1980-81 Winnipeg Jets: These Jets won their third game of the season on Oct. 17 and then didn’t win again until Dec. 23, posting a 30-game winless streak (0-23-7) that stands as the NHL record. The team didn’t get much better from there, going 9-57-14 (.200), while finishing last in goals for (245, 3.08 per game) and against (400, 5.0 per game).

1975-76 Kansas City Scouts: In their second season in the NHL, the Scouts experienced a 27-game winless streak, the second-longest ever, on their way to a 12-56-12 record (.225). That would turn out to be their final season in Kansas City, as they moved to Colorado for six more bad seasons as the Rockies before moving to New Jersey. The 1983-84 Devils submitted the low-water mark for the team’s time in the Garden State with a 17-56-7 record (.256); most famously, Wayne Gretzky said the Devils were “running a Mickey Mouse organization” after his Oilers beat that squad 13-4. The franchise founded in 1974 would not win a playoff game until 1988.

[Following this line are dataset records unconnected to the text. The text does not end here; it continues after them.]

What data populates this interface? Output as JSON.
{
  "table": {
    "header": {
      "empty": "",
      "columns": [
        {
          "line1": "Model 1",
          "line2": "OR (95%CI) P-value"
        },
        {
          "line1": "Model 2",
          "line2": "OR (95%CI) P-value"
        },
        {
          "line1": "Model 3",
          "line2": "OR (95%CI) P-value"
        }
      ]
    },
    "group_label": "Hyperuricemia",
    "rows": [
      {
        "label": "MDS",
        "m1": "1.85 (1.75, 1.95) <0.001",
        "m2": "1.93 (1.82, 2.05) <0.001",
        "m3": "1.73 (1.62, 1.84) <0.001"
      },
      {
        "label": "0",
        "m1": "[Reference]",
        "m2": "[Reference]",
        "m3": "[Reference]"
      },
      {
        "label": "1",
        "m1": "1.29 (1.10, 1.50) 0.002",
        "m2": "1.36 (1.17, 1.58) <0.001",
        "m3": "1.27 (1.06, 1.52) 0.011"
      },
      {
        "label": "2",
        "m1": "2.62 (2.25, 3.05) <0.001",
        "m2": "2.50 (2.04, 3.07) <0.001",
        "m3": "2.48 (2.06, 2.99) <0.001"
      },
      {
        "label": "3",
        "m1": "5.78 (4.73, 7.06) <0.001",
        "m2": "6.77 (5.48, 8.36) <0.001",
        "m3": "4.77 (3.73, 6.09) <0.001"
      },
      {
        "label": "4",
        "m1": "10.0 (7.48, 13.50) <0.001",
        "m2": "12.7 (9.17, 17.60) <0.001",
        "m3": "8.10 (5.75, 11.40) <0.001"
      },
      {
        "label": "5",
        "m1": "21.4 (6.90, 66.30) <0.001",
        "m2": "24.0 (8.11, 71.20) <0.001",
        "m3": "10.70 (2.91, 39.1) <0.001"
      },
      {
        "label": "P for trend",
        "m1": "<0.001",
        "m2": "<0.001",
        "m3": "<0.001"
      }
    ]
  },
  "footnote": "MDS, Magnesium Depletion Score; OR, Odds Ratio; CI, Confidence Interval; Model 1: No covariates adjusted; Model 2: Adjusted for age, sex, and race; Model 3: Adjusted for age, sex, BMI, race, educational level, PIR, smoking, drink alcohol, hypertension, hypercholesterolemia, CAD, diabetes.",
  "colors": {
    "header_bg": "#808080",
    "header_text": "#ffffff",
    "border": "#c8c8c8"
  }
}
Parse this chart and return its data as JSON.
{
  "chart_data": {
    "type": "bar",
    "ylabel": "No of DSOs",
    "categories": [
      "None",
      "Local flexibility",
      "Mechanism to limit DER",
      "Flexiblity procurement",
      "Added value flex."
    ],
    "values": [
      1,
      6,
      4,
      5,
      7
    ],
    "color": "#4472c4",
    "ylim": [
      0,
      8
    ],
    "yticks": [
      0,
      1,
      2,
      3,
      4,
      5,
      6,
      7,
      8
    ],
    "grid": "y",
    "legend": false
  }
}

1974-75 Washington Capitals: This expansion squad is regularly cited as the worst team in league history and it’s easy to see why. These Caps set futility marks across the board: an 8-67-5 record that marks the fewest wins, points (21) and worst points percentage (.131) a team has ever produced in a season of at least 70 games. They also hold the all-time record for most goals against in a year (446, 5.58 per game) and scored just 181 times (2.26 per game), giving them a -265 goal differential that will never be touched.

1972-73 New York Islanders: The Islanders had some horrible teams in the 1990s but they all paled in comparison to the first team in franchise history. The 1972-73 group went 12-60-6 (.192), finishing last in goals for (170, 2.18 per game) and against (347, 4.45). The 1970s were a brutal time for expansion teams.

1943-44 New York Rangers: In a 50-game season during the height of World War II, the Rangers experienced their worst season in franchise history. The Blueshirts gave up an astounding 6.2 goals per game, the second-worst ever only to the 1919-20 Quebec Bulldogs (who played 24 games). While giving up 310, the Rangers scored just 162 (3.24 per game) and finished 6-39-5 (.170).

1928-29 Chicago Blackhawks: The 1927-28 squad had a worse record (7-34-3, .193) but the third team in franchise history deserves special recognition as the only team in NHL history to fail to average a goal a game, scoring just 33 times in 44 contests. Shockingly, they went 7-29-8 (.250).